L’opera Aisthesis. Scènes du régime esthétique de l’art del filosofo Jacques Rancière consente di comprendere con maggiore finezza e precisione le articolazioni del pensiero di questo filosofo che costruisce l’estetica. Il contributo quindi per consegnare al pubblico parte del fondo di studi e opere particolari su cui si basa ciascuna delle opere più teoriche dell’autore. Sottotitolo Scènes du régime esthétique de l’art, è organizzato intorno a quattordici di queste scene che si riferiscono ciascuna a un evento, datato e collocato nello Spazio e nel tempo, da lì la questione del mutamento costante di questo qui fa appello all'”Arte” poiché il l’emergere dell’estetica può essere proposto. “Aisthesis”, termine coniato dal greco, è infatti il nome della categoria che, per tre secoli (Baumgarten e Kant), ha designato in Occidente il tessuto sensibile e la forma di intelligibilità di quella che chiamiamo “Arte “va bene anche perché, da un lato, questa nozione si basa, secondo Rancière, su dispositivi, forme di sensibilità e discorsi sulle rivoluzioni artistiche, e dall’altro, “Arte” – con la lettera maiuscola – è una nozione che designa una forma specifica di esperienza del sensibile. Quest’ultimo esiste in Occidente solo dal 18° secolo, il secolo stesso dell’estetica, anche se svuota il concetto generale di bellezza come lo ereditiamo dai greci.
Questa categoria, “Arte“, si riferisce quindi a forme di esperienza sensibile, modi di percepire e di essere affetti, a un modo di vivere “secondo il quale, per due secoli, abbiamo percepito cose molto diverse attraverso le loro tecniche di produzione e le loro destinazioni come appartenenti in comune all’art. Tuttavia, non dobbiamo credere che Rancière restituisca così un riflesso dell’essenza. Il regime di percezione, sensazione e interpretazione dell’arte si costituisce e si trasforma costantemente. Sappiamo che la riconfigurazione di Rancière del pensiero estetico ha prodotto tutta una nuova serie di riflessioni sul rapporto tra estetica e politica. L’autore ha anche mostrato che l’incontro tra i due, estetica e politica, non era contingente, ma inscritto nel concetto stesso di politica. È il concetto di “condivisione del sensibile” che ne ha dato i contorni. Restava, però, a dare uno statuto a questa nozione di “Arte”, ad estrarla dalla base tradizionale dell’imitazione.
“Arte”? E questo concetto? Questo uso del termine senza complemento sostantivo si è affermato storicamente. Rancière lo portò da Winckelmann. Non si riferisce in alcun modo a una competenza (quella dei creatori), ma all’esistenza di un “ambiente sensibile di convivenza delle opere”. Per realizzare un tale assemblaggio, molte operazioni dovevano essere eseguite. Uno consisteva nell’estrarre il concetto di Arte dall’orizzonte della vita dell’artista e da quello delle arti; L’arte doveva diventare arte in sé; poi assume la forma di una storia, di uno schema temporale e causale, che inscrive la bellezza in un processo di progresso; per finire per essere offerto ad uno sguardo disinteressato nell’ambito dei musei. Così l’Arte è diventata una realtà autonoma, in relazione con un ambiente (forme di vita collettiva e possibilità di invenzione individuale).

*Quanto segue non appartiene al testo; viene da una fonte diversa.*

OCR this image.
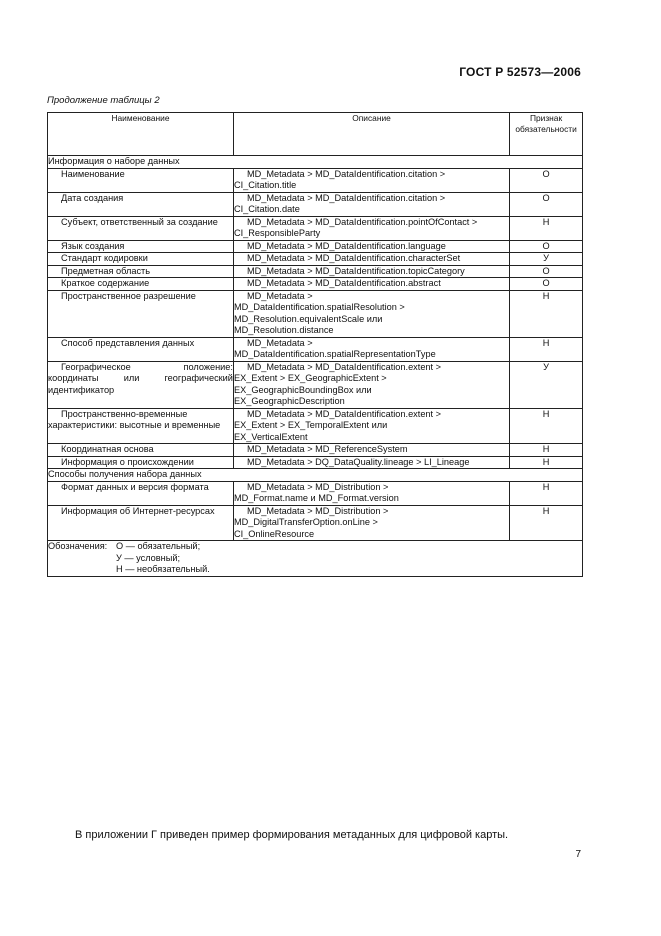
ГОСТ Р 52573—2006
Продолжение таблицы 2
Наименование	Описание	Признак обязательности
Информация о наборе данных		

Наименование	MD_Metadata > MD_DataIdentification.citation > CI_Citation.title	О

Дата создания	MD_Metadata > MD_DataIdentification.citation > CI_Citation.date	О

Субъект, ответственный за создание	MD_Metadata > MD_DataIdentification.pointOfContact > CI_ResponsibleParty	Н

Язык создания	MD_Metadata > MD_DataIdentification.language	О

Стандарт кодировки	MD_Metadata > MD_DataIdentification.characterSet	У

Предметная область	MD_Metadata > MD_DataIdentification.topicCategory	О

Краткое содержание	MD_Metadata > MD_DataIdentification.abstract	О

Пространственное разрешение	MD_Metadata >
MD_DataIdentification.spatialResolution >
MD_Resolution.equivalentScale или
MD_Resolution.distance	Н

Способ представления данных	MD_Metadata >
MD_DataIdentification.spatialRepresentationType	Н

Географическое положение: координаты или географический идентификатор	MD_Metadata > MD_DataIdentification.extent >
EX_Extent > EX_GeographicExtent >
EX_GeographicBoundingBox или
EX_GeographicDescription	У

Пространственно-временные характеристики: высотные и временные	MD_Metadata > MD_DataIdentification.extent >
EX_Extent > EX_TemporalExtent или
EX_VerticalExtent	Н

Координатная основа	MD_Metadata > MD_ReferenceSystem	Н

Информация о происхождении	MD_Metadata > DQ_DataQuality.lineage > LI_Lineage	Н
Способы получения набора данных		

Формат данных и версия формата	MD_Metadata > MD_Distribution >
MD_Format.name и MD_Format.version	Н

Информация об Интернет-ресурсах	MD_Metadata > MD_Distribution >
MD_DigitalTransferOption.onLine >
CI_OnlineResource	Н

Обозначения: О — обязательный;
У — условный;
Н — необязательный.		
В приложении Г приведен пример формирования метаданных для цифровой карты.
7
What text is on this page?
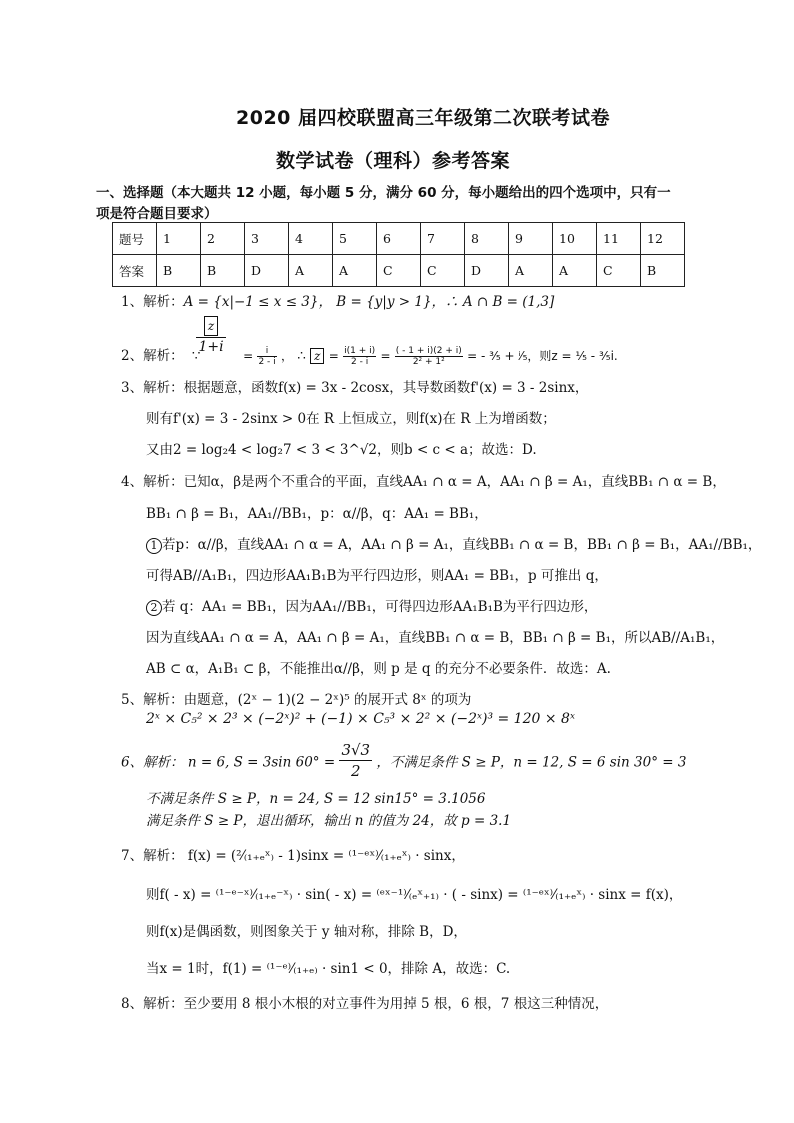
2020 届四校联盟高三年级第二次联考试卷
数学试卷（理科）参考答案
一、选择题（本大题共 12 小题，每小题 5 分，满分 60 分，每小题给出的四个选项中，只有一
项是符合题目要求）
题号	1	2	3	4	5	6	7	8	9	10	11	12
答案	B	B	D	A	A	C	C	D	A	A	C	B
1、解析：A = {x|−1 ≤ x ≤ 3}， B = {y|y > 1}，∴ A ∩ B = (1,3]
z
1+i
2、解析： ∵	= $\frac{i}{2 - i}$ ， ∴ $z = \frac{i(1 + i)}{2 - i} = \frac{( - 1 + i)(2 + i)}{\text{2² + 1²}}$ = - ³⁄₅ + ⁱ⁄₅，则z = ¹⁄₅ - ³⁄₅i.
3、解析：根据题意，函数f(x) = 3x - 2cosx，其导数函数f'(x) = 3 - 2sinx，
则有f'(x) = 3 - 2sinx > 0在 R 上恒成立，则f(x)在 R 上为增函数；
又由2 = log₂4 < log₂7 < 3 < 3^√2，则b < c < a；故选：D.
4、解析：已知α，β是两个不重合的平面，直线AA₁ ∩ α = A，AA₁ ∩ β = A₁，直线BB₁ ∩ α = B，
BB₁ ∩ β = B₁，AA₁//BB₁，p：α//β，q：AA₁ = BB₁，
1 若p：α//β，直线AA₁ ∩ α = A，AA₁ ∩ β = A₁，直线BB₁ ∩ α = B，BB₁ ∩ β = B₁，AA₁//BB₁，
可得AB//A₁B₁，四边形AA₁B₁B为平行四边形，则AA₁ = BB₁，p 可推出 q，
2 若 q：AA₁ = BB₁，因为AA₁//BB₁，可得四边形AA₁B₁B为平行四边形，
因为直线AA₁ ∩ α = A，AA₁ ∩ β = A₁，直线BB₁ ∩ α = B，BB₁ ∩ β = B₁，所以AB//A₁B₁，
AB ⊂ α，A₁B₁ ⊂ β，不能推出α//β，则 p 是 q 的充分不必要条件．故选：A.
5、解析：由题意，(2ˣ − 1)(2 − 2ˣ)⁵ 的展开式 8ˣ 的项为
2ˣ × C₅² × 2³ × (−2ˣ)² + (−1) × C₅³ × 2² × (−2ˣ)³ = 120 × 8ˣ
6、解析： n = 6, S = 3sin $60^\circ = \frac{3√3}{2}$ ，不满足条件 S ≥ P，n = 12, S = 6 sin 30° = 3
不满足条件 S ≥ P，n = 24, S = 12 sin15° = 3.1056
满足条件 S ≥ P，退出循环，输出 n 的值为 24，故 p = 3.1
7、解析： f(x) = (²⁄₍₁₊ₑˣ₎ - 1)sinx = ⁽¹⁻ᵉˣ⁾⁄₍₁₊ₑˣ₎ · sinx，
则f( - x) = ⁽¹⁻ᵉ⁻ˣ⁾⁄₍₁₊ₑ⁻ˣ₎ · sin( - x) = ⁽ᵉˣ⁻¹⁾⁄₍ₑˣ₊₁₎ · ( - sinx) = ⁽¹⁻ᵉˣ⁾⁄₍₁₊ₑˣ₎ · sinx = f(x)，
则f(x)是偶函数，则图象关于 y 轴对称，排除 B，D，
当x = 1时，f(1) = ⁽¹⁻ᵉ⁾⁄₍₁₊ₑ₎ · sin1 < 0，排除 A，故选：C.
8、解析：至少要用 8 根小木根的对立事件为用掉 5 根，6 根，7 根这三种情况，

Il regime estetico dell’arte si oppone al regime rappresentativo. Il primo ci rivela che “la volontà è esaurita per quelli che crede essere i suoi fini e che in realtà non sono che la marcia ostinata di una vita che non vuole nulla”. L’arte non deve più imitare la natura fisica o le passioni umane. Essa attribuisce ora allo sposare il potere specifico delle cose o della sentenza, il suo «puro potere di produrre o di scomparire nella sua produzione». Rancière ce lo mostra in ciascuna delle scene, ad esempio, descrivendo in dettaglio il modo in cui Emerson, nel 1841, a Boston, formula in tutta la sua radicalità l’ideale modernista di una nuova poesia dell’uomo nuovo, che non si impegna in definitiva nella materialità volgare solo per riportarli alla vita del pensiero e del tutto.

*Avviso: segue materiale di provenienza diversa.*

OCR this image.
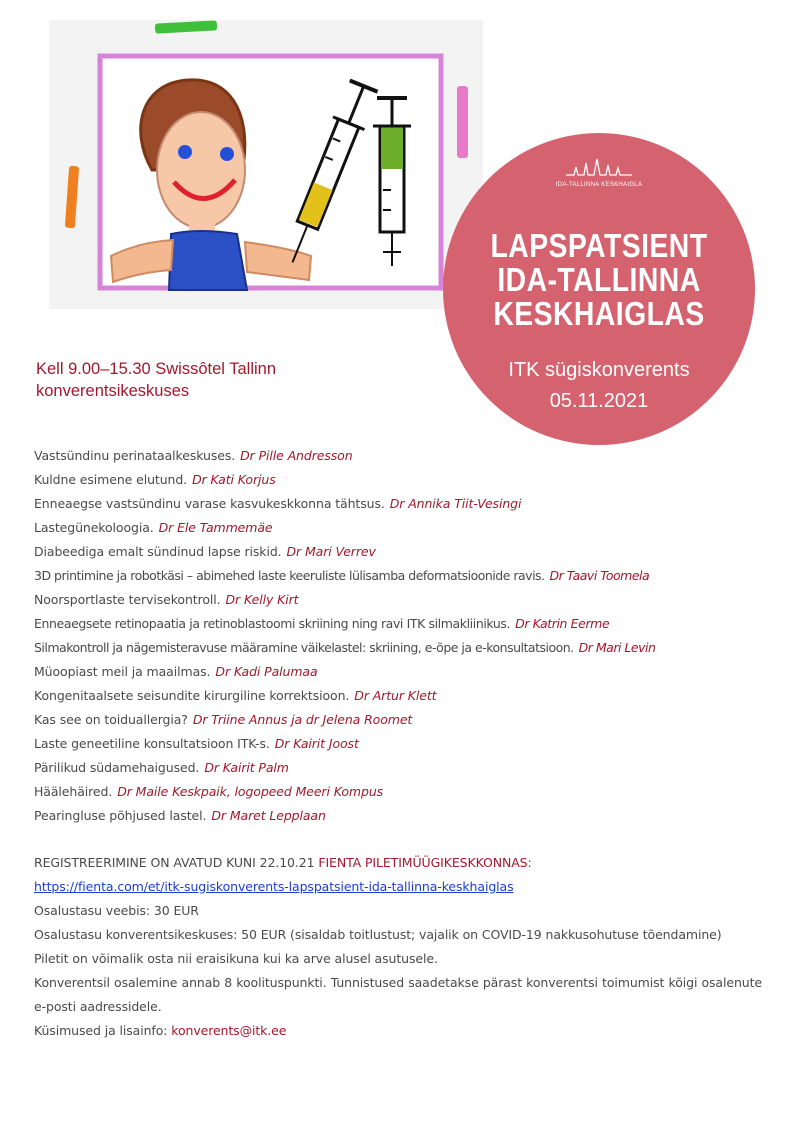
IDA-TALLINNA KESKHAIGLA
LAPSPATSIENT
IDA-TALLINNA
KESKHAIGLAS
ITK sügiskonverents
05.11.2021
Kell 9.00–15.30 Swissôtel Tallinn
konverentsikeskuses
Vastsündinu perinataalkeskuses. Dr Pille Andresson
Kuldne esimene elutund. Dr Kati Korjus
Enneaegse vastsündinu varase kasvukeskkonna tähtsus. Dr Annika Tiit-Vesingi
Lastegünekoloogia. Dr Ele Tammemäe
Diabeediga emalt sündinud lapse riskid. Dr Mari Verrev
3D printimine ja robotkäsi – abimehed laste keeruliste lülisamba deformatsioonide ravis. Dr Taavi Toomela
Noorsportlaste tervisekontroll. Dr Kelly Kirt
Enneaegsete retinopaatia ja retinoblastoomi skriining ning ravi ITK silmakliinikus. Dr Katrin Eerme
Silmakontroll ja nägemisteravuse määramine väikelastel: skriining, e-õpe ja e-konsultatsioon. Dr Mari Levin
Müoopiast meil ja maailmas. Dr Kadi Palumaa
Kongenitaalsete seisundite kirurgiline korrektsioon. Dr Artur Klett
Kas see on toiduallergia? Dr Triine Annus ja dr Jelena Roomet
Laste geneetiline konsultatsioon ITK-s. Dr Kairit Joost
Pärilikud südamehaigused. Dr Kairit Palm
Häälehäired. Dr Maile Keskpaik, logopeed Meeri Kompus
Pearingluse põhjused lastel. Dr Maret Lepplaan
REGISTREERIMINE ON AVATUD KUNI 22.10.21 FIENTA PILETIMÜÜGIKESKKONNAS:
https://fienta.com/et/itk-sugiskonverents-lapspatsient-ida-tallinna-keskhaiglas
Osalustasu veebis: 30 EUR
Osalustasu konverentsikeskuses: 50 EUR (sisaldab toitlustust; vajalik on COVID-19 nakkusohutuse tõendamine)
Piletit on võimalik osta nii eraisikuna kui ka arve alusel asutusele.
Konverentsil osalemine annab 8 koolituspunkti. Tunnistused saadetakse pärast konverentsi toimumist kõigi osalenute e-posti aadressidele.
Küsimused ja lisainfo: konverents@itk.ee
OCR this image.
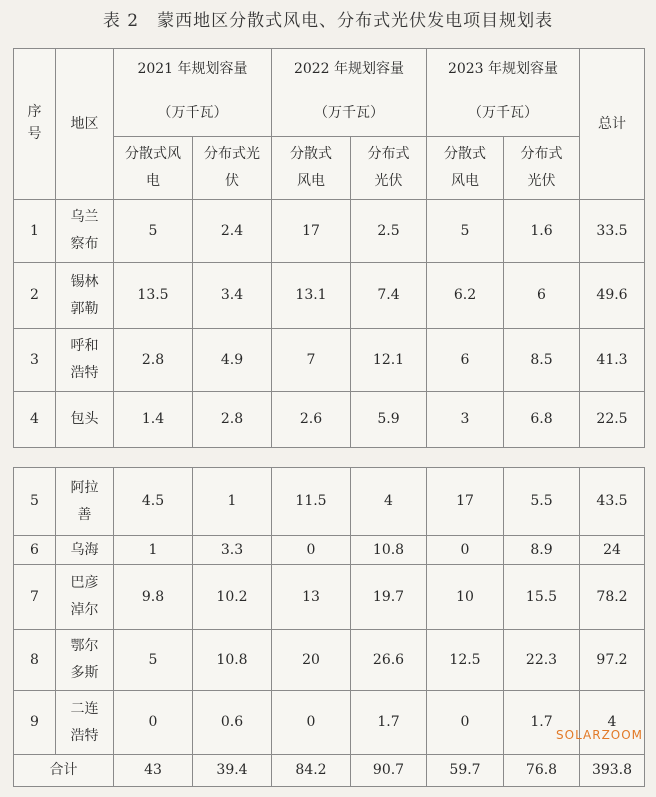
表 2　蒙西地区分散式风电、分布式光伏发电项目规划表
序号	地区	2021 年规划容量		2022 年规划容量		2023 年规划容量		总计
		（万千瓦）		（万千瓦）		（万千瓦）		
		分散式风电	分布式光伏	分散式风电	分布式光伏	分散式风电	分布式光伏	
1	乌兰察布	5	2.4	17	2.5	5	1.6	33.5
2	锡林郭勒	13.5	3.4	13.1	7.4	6.2	6	49.6
3	呼和浩特	2.8	4.9	7	12.1	6	8.5	41.3
4	包头	1.4	2.8	2.6	5.9	3	6.8	22.5
5	阿拉善	4.5	1	11.5	4	17	5.5	43.5
6	乌海	1	3.3	0	10.8	0	8.9	24
7	巴彦淖尔	9.8	10.2	13	19.7	10	15.5	78.2
8	鄂尔多斯	5	10.8	20	26.6	12.5	22.3	97.2
9	二连浩特	0	0.6	0	1.7	0	1.7	4
合计		43	39.4	84.2	90.7	59.7	76.8	393.8
SOLARZOOM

Queste scene del regime estetico dell’arte costituiscono un formidabile meccanismo per incorporare la comprensione di questo concetto. Si potrebbe concludere, che lo studioso di questa filosofia non deve cedere allo sforzo incessante di esercitarsi nel negare i giudizi ereditati sulla storia della modernità. Deve costruire passo dopo passo le lacune che le consentano sia di creare una nuova storia di quest’ultima, sia di diventare contemporanea, affermandosi nello scontro tra temporalità eterogenee e in uno scarto radicale con ciò che è solo.